IS Prime alleges that ThinkMarkets breached the exclusivity terms in the Liquidity Addendum between January 2017 and January 2020 by trading with other providers in respect of spot FX, FX derivatives (CFDs) and index swaps. The index swaps claim represents, by value, the majority of the quantum claimed by IS Prime: at least $13m of a claim totalling approximately $15m.
The defences advanced by ThinkMarkets include a claim to set aside the Liquidity Addendum on the grounds of fraudulent misrepresentation, and a claim that IS Prime acted in breach of contract by taking risk and making profit through the application of spread mark-ups, where IS Prime had promised and agreed to provide a matched principal broker service.
The summary judgment application related to IS Prime’s claim for alleged breach of the Liquidity Addendum relating to index swaps, in the period from 18 December 2017 onwards on the basis that, by an email and documents sent on 8 December 2017, IS Prime stated that it was transferring its index swap business to a Hong Kong affiliate with effect from 18 December 2017. ThinkMarkets asserted that, by this communication, IS Prime ceased to trade index swaps, discharging it from any ongoing exclusivity obligation in relation that class of product.

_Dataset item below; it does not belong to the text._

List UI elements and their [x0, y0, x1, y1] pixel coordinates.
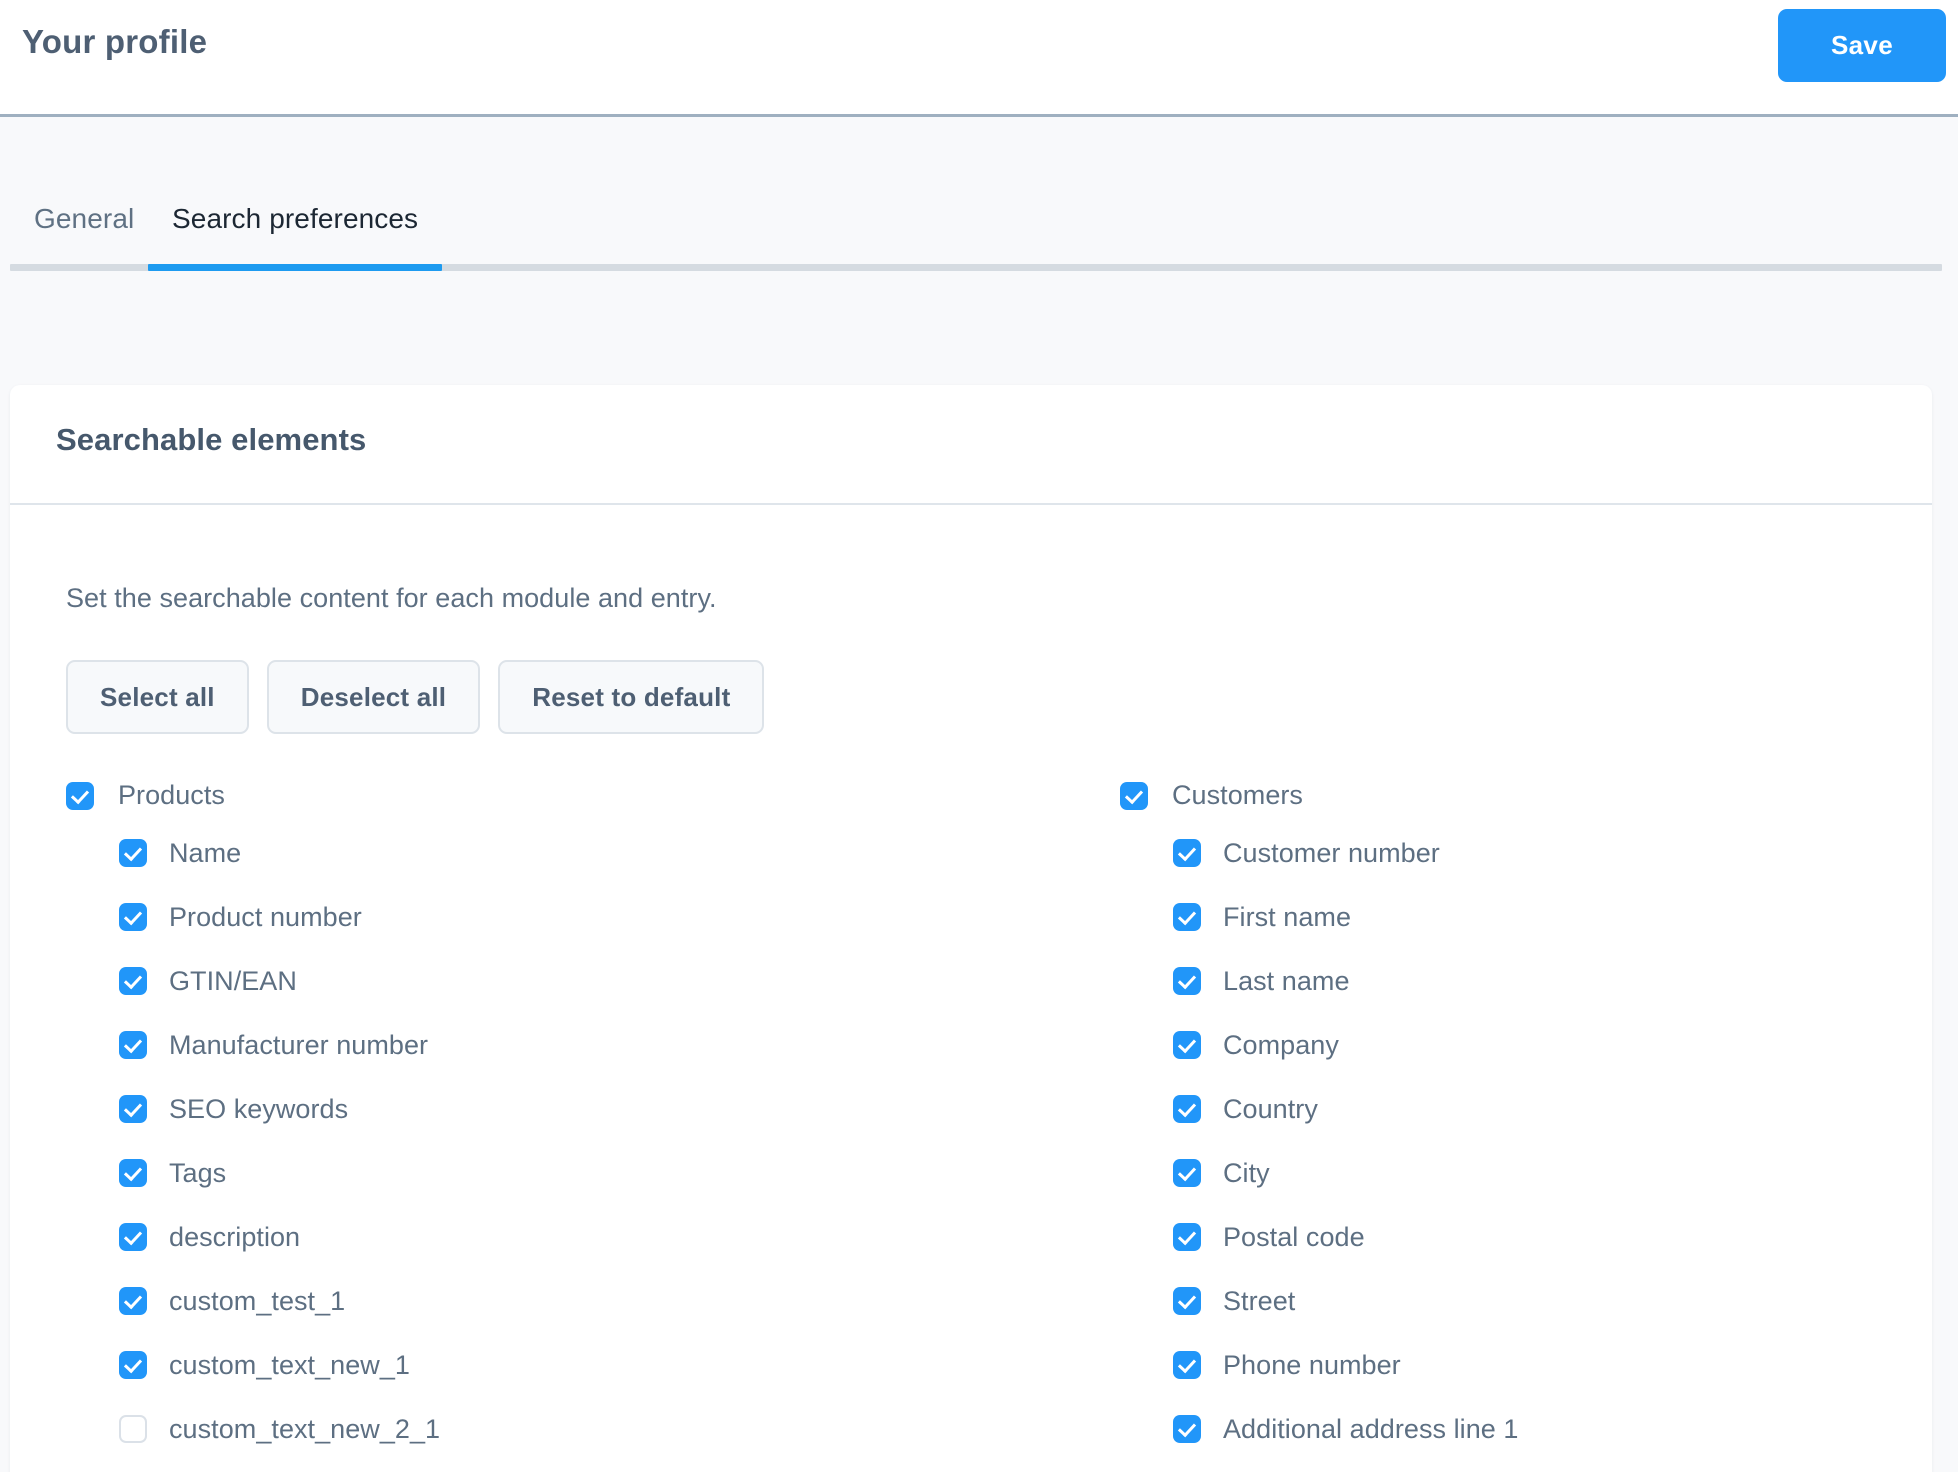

In granting summary judgment to ThinkMarkets, the Deputy Judge accepted the argument that, under clause 2.3 of the Liquidity Addendum, Think “may trade all transactions that are a class of Available Product with third parties if IS Prime states that it does not trade that class of Available Product” and that the necessary statement was to be found in the Client Communication Letter attached to the 8 December 2017 email. This said in unequivocal terms that “as of Monday 18 December 2017, all index swap transactions will be entered with IS Prime Hong Kong Limited instead of IS Prime Limited in London”.
The Deputy Judge concluded that this statement was “not conditional upon any action by [the Defendants]” and that it is “simply a statement of what is going to happen”. As such, he held that “a reasonable commercial party in the position of [the Defendants] would have interpreted that as a statement that, from 18 December 2017, IS Prime would not itself trade that class of product” and that “any other interpretation would, in my view, fly in the face of commercial common sense”. Accordingly, summary judgment was granted in favour of ThinkMarkets on IS Prime’s claim for index swap related losses from 18 December 2017 onwards, which equated to circa $9m of IS Prime’s overall alleged losses.
The judgment can be found here.
Stephen Elam, Kajal Patel and Eleni Papageorgiadou act for the successful Defendants, having instructed Farhaz Khan and Kate Holderness of 3 Verulam Buildings.